Monday 8 November 2010

Unstoppable: Review

The last time Denzel Washington and director Tony Scott worked together was on the ill-advised disastrous remake of The Taking Of Pelham 123, in which a subway train is hijacked. This time the pair can't seem to let go of the train theme for their new film, Unstoppable. I am pleased to tell you this is a marked improvement on their last film.

Washington plays Frank, a widower who has worked all his life on the railroads. He is joined, on just another day, by rookie Will, who has marital problems, and at first the elder driver isn't impressed with his new partner. Meanwhile, across Pennsyvania, a freak accident sends a train off on an unstoppable journey, it's cargo are tanks of combustible liquids. The runaway train has everyone in a flap, as it heads at full speed towards towns and the train that Frank and Will are driving.

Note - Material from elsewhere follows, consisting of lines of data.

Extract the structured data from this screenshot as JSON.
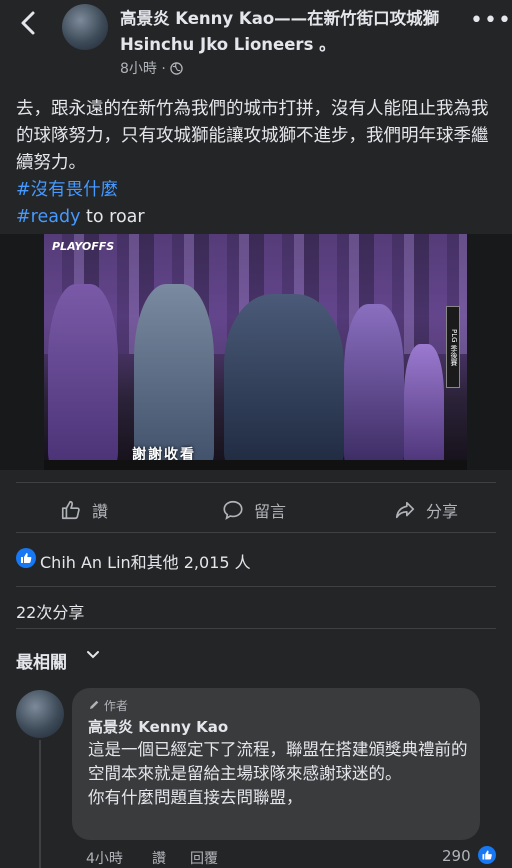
{
  "header": {
    "title": "高景炎 Kenny Kao——在新竹街口攻城獅 Hsinchu Jko Lioneers 。",
    "time": "8小時",
    "privacy_icon": "globe-icon"
  },
  "post": {
    "text": "去，跟永遠的在新竹為我們的城市打拼，沒有人能阻止我為我的球隊努力，只有攻城獅能讓攻城獅不進步，我們明年球季繼續努力。",
    "hashtag1": "#沒有畏什麼",
    "hashtag2_tag": "#ready",
    "hashtag2_rest": " to roar"
  },
  "media": {
    "logo": "PLAYOFFS",
    "side_text": "PLG 季後賽",
    "subtitle": "謝謝收看"
  },
  "actions": {
    "like": "讚",
    "comment": "留言",
    "share": "分享"
  },
  "reactions": {
    "text": "Chih An Lin和其他 2,015 人"
  },
  "shares": {
    "text": "22次分享"
  },
  "sort": {
    "label": "最相關"
  },
  "comment": {
    "badge": "作者",
    "name": "高景炎 Kenny Kao",
    "text": "這是一個已經定下了流程，聯盟在搭建頒獎典禮前的空間本來就是留給主場球隊來感謝球迷的。\n你有什麼問題直接去問聯盟，",
    "time": "4小時",
    "like": "讚",
    "reply": "回覆",
    "reaction_count": "290"
  },
  "colors": {
    "background": "#18191a",
    "card": "#242526",
    "bubble": "#3a3b3c",
    "link": "#4599ff",
    "brand": "#1877f2"
  }
}
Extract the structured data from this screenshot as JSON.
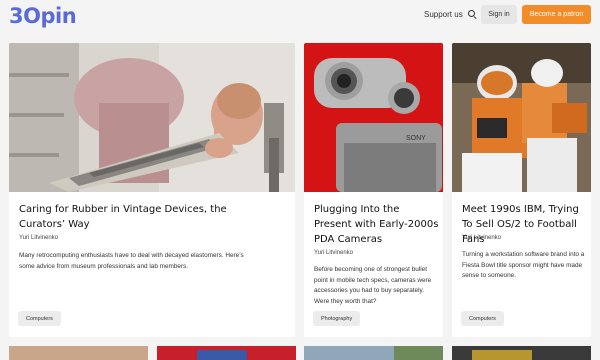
{
  "header": {
    "logo_text": "3Opin",
    "support_label": "Support us",
    "search_icon": "search-icon",
    "signin_label": "Sign in",
    "patron_label": "Become a patron",
    "colors": {
      "brand": "#5b6bd6",
      "accent": "#f28c28"
    }
  },
  "cards": [
    {
      "title": "Caring for Rubber in Vintage Devices, the Curators’ Way",
      "author": "Yuri Litvinenko",
      "description": "Many retrocomputing enthusiasts have to deal with decayed elastomers. Here’s some advice from museum professionals and lab members.",
      "tag": "Computers"
    },
    {
      "title": "Plugging Into the Present with Early-2000s PDA Cameras",
      "author": "Yuri Litvinenko",
      "description": "Before becoming one of strongest bullet point in mobile tech specs, cameras were accessories you had to buy separately. Were they worth that?",
      "tag": "Photography",
      "image_text": "SONY"
    },
    {
      "title": "Meet 1990s IBM, Trying To Sell OS/2 to Football Fans",
      "author": "Yuri Litvinenko",
      "description": "Turning a workstation software brand into a Fiesta Bowl title sponsor might have made sense to someone.",
      "tag": "Computers"
    }
  ]
}
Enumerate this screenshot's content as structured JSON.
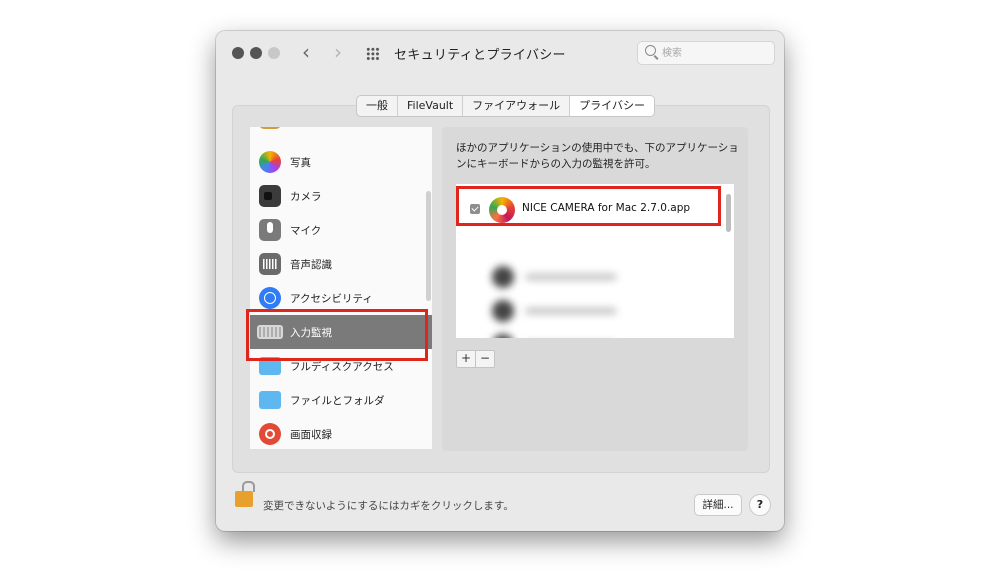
{
  "window": {
    "title": "セキュリティとプライバシー",
    "search": {
      "placeholder": "検索",
      "value": ""
    }
  },
  "toolbar": {
    "back_icon": "chevron-left-icon",
    "forward_icon": "chevron-right-icon",
    "grid_icon": "grid-icon"
  },
  "tabs": [
    {
      "label": "一般",
      "active": false
    },
    {
      "label": "FileVault",
      "active": false
    },
    {
      "label": "ファイアウォール",
      "active": false
    },
    {
      "label": "プライバシー",
      "active": true
    }
  ],
  "sidebar": {
    "items": [
      {
        "label": "写真",
        "icon": "photos-icon"
      },
      {
        "label": "カメラ",
        "icon": "camera-icon"
      },
      {
        "label": "マイク",
        "icon": "microphone-icon"
      },
      {
        "label": "音声認識",
        "icon": "speech-recognition-icon"
      },
      {
        "label": "アクセシビリティ",
        "icon": "accessibility-icon"
      },
      {
        "label": "入力監視",
        "icon": "keyboard-icon",
        "selected": true
      },
      {
        "label": "フルディスクアクセス",
        "icon": "folder-icon"
      },
      {
        "label": "ファイルとフォルダ",
        "icon": "folder-icon"
      },
      {
        "label": "画面収録",
        "icon": "screen-recording-icon"
      }
    ]
  },
  "panel": {
    "description": "ほかのアプリケーションの使用中でも、下のアプリケーションにキーボードからの入力の監視を許可。",
    "apps": [
      {
        "name": "NICE CAMERA for Mac 2.7.0.app",
        "checked": true
      }
    ],
    "add_label": "+",
    "remove_label": "−"
  },
  "footer": {
    "lock_text": "変更できないようにするにはカギをクリックします。",
    "advanced_label": "詳細...",
    "help_label": "?"
  },
  "colors": {
    "highlight": "#e0261b",
    "selected_row": "#7a7a7a"
  }
}
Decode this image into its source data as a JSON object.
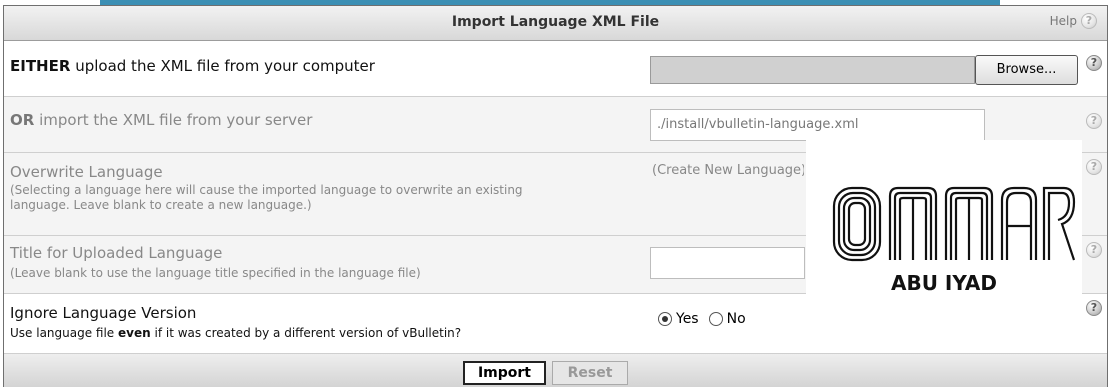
{
  "header": {
    "title": "Import Language XML File",
    "help_label": "Help",
    "help_icon": "question-icon"
  },
  "rows": {
    "upload": {
      "prefix": "EITHER",
      "label": "upload the XML file from your computer",
      "file_path_value": "",
      "browse_label": "Browse..."
    },
    "server": {
      "prefix": "OR",
      "label": "import the XML file from your server",
      "path_value": "./install/vbulletin-language.xml"
    },
    "overwrite": {
      "label": "Overwrite Language",
      "description": "(Selecting a language here will cause the imported language to overwrite an existing language. Leave blank to create a new language.)",
      "selected_option": "(Create New Language)"
    },
    "title": {
      "label": "Title for Uploaded Language",
      "description": "(Leave blank to use the language title specified in the language file)",
      "value": ""
    },
    "ignore_version": {
      "label": "Ignore Language Version",
      "description_before": "Use language file",
      "description_emph": "even",
      "description_after": "if it was created by a different version of vBulletin?",
      "option_yes": "Yes",
      "option_no": "No",
      "selected": "Yes"
    }
  },
  "footer": {
    "import_label": "Import",
    "reset_label": "Reset"
  },
  "watermark": {
    "logo_text": "OMAR",
    "sub_text": "ABU IYAD"
  },
  "colors": {
    "top_strip": "#3c8fb4",
    "header_bg": "#e2e2e2",
    "muted_text": "#888888"
  }
}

The set-up is simple. Inspired on true events, it is just a train thundering its way across country while the railway bigwigs cannot work out how to stop it without losing millions of dollars in the process. Scott, who has made some terrific action films in the past, is on grounds that he knows well and delivers the pace almost as fast as the locomotive. His usual flashy camerawork is back on show and you cannot help but wish he could direct without having to spin the camera round and round a train till you are almost ready to throw up.

If anyone can play blue collar everyman, it's Washington. The character isn't the most interesting, yet he still manages to bring light and shade to it. Always watchable, never dull. Chris Pine, Captain Kirk in the new Star Trek, is fine as Washington's partner but he isn't given as much interesting character traits as Denzel and so it comes across as workmanlike.

There are moments of truly tense excitement and moments when you think its the dumbest film around, yet it is enormously entertaining and you are strangely hooked from the very first frame. The denument does make you think "Why didn't they try that earlier" but this is a film more about the heroics of ordinary folk than a train that is out of control.

Not the greatest action film ever made but one that you should enjoy if you are looking for a straight foreward piece of escapism. It does the job very well.